Sampai kita menjadi korban

Kendeng berduka. Bagi kalian yang tidak tahu. Saat ini ibu-ibu petani di pegunungan kendeng rembang sedang bersusah payah. Hidupnya terancam oleh korporasi semen.

Perseteruan ini dimulai ketika perusahaan semen ingin membangun pabrik di pegunungan kendeng yang dipenuhi dengan sumber mata air bagi para petani.

Mereka adalah ibu-ibu pejuang yang menjaga rumahnya dari rakusnya korporasi.

Kemarin salah satu dari mereka. Ibu ibu tersebut berdemo dengan menyemen kakinya. Meninggal. Karena serangan jantung. Namanya ibu padmi.

Perhatian saya terhadap hal ini mungkin bisa dibilang hanya ikut-ikutan. Saya tidak tahu persoalan hanya merasakan betapa peliknya hidup jika terganggu oleh negara.

Kalian pernah berpikir seperti itu tidak? Berpikir tentang bagaimana jika hidup kalian diganggu oleh penguasa. Kalian akan pasrah kemudian mencari kehidupan lain? Atau kalian akan mempertahankan diri dan rumah kalian dari gangguan penguasa tersebut?

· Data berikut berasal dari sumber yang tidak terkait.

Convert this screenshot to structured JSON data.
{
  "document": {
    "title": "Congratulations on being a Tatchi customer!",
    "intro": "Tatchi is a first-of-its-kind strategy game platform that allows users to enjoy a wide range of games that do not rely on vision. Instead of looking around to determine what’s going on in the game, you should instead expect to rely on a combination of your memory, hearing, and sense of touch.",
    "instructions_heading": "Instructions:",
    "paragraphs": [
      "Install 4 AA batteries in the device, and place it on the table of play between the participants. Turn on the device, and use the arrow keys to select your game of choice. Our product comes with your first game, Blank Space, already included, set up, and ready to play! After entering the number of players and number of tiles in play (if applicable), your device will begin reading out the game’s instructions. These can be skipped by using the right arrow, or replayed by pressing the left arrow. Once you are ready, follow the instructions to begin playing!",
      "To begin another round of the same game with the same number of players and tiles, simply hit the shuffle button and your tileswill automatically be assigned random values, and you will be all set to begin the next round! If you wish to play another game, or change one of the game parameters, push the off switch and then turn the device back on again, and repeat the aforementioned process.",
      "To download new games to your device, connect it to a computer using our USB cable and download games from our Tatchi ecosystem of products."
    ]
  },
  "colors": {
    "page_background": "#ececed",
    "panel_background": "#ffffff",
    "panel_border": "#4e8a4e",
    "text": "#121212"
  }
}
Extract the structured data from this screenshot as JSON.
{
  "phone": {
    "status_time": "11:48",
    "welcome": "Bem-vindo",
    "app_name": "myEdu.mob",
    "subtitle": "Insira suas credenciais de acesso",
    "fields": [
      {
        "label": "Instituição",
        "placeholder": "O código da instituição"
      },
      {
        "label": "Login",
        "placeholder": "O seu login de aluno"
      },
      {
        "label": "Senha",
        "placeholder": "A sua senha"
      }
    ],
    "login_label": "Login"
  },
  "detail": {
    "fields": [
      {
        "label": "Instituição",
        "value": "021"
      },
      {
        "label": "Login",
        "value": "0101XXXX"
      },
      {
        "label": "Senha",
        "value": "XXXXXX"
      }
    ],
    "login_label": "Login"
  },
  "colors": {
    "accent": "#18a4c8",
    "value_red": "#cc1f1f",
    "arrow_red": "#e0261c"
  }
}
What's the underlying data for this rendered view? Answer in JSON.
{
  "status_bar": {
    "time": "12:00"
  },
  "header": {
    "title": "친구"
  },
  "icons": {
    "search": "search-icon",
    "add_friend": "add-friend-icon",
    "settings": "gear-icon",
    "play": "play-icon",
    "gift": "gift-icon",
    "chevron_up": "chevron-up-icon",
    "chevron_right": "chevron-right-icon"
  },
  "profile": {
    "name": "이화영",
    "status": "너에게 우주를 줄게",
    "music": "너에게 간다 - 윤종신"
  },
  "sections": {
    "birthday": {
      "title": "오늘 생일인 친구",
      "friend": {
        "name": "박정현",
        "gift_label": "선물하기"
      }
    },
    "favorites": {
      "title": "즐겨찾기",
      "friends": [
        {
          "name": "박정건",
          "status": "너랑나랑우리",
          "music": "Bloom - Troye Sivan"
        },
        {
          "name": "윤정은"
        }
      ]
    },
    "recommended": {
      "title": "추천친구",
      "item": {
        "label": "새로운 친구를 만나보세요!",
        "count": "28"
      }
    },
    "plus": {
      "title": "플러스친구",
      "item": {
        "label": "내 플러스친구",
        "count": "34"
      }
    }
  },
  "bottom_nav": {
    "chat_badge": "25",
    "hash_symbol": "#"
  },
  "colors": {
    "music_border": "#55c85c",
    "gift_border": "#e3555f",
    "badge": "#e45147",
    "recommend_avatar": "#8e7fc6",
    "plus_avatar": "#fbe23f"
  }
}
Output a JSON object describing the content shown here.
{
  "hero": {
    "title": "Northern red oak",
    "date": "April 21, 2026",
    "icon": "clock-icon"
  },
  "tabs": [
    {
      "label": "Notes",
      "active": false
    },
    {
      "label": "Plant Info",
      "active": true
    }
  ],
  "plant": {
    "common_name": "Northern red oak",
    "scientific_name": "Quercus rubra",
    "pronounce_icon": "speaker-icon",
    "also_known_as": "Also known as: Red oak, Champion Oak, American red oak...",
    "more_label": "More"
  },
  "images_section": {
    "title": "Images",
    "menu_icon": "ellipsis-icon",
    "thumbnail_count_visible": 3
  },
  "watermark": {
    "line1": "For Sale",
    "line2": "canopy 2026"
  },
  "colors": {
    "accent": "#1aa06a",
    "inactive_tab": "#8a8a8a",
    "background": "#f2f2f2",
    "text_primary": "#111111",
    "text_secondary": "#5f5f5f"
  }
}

Gangguan penguasa yang dialami oleh masyarakat kendeng itu atau juga dari petani majalengka yang mempertahankan lahannya dari upaya pembangunan bandara. Mereka adalah orang-orang yang berjuang dan seharusnya kita memperlihatkan kepedulian kita.

Permasalahan ini sebenarnya tidak akan terjadi jika setiap upaya pembangunan memperhatikan aspirasi warganya. Aspirasi warga yang mungkin jumlahnya hanya sedikit. Bukan berarti karena sedikit maka aspirasinya tidak didengar.

Satu hal yang harusnya kita sadari adalah dan ini sesuai dengan yang pernah diucapkan oleh salah satu idola saya. Bahwa kenapa kita tidak peduli? Mungkin kita peduli ketika adalah korbannya.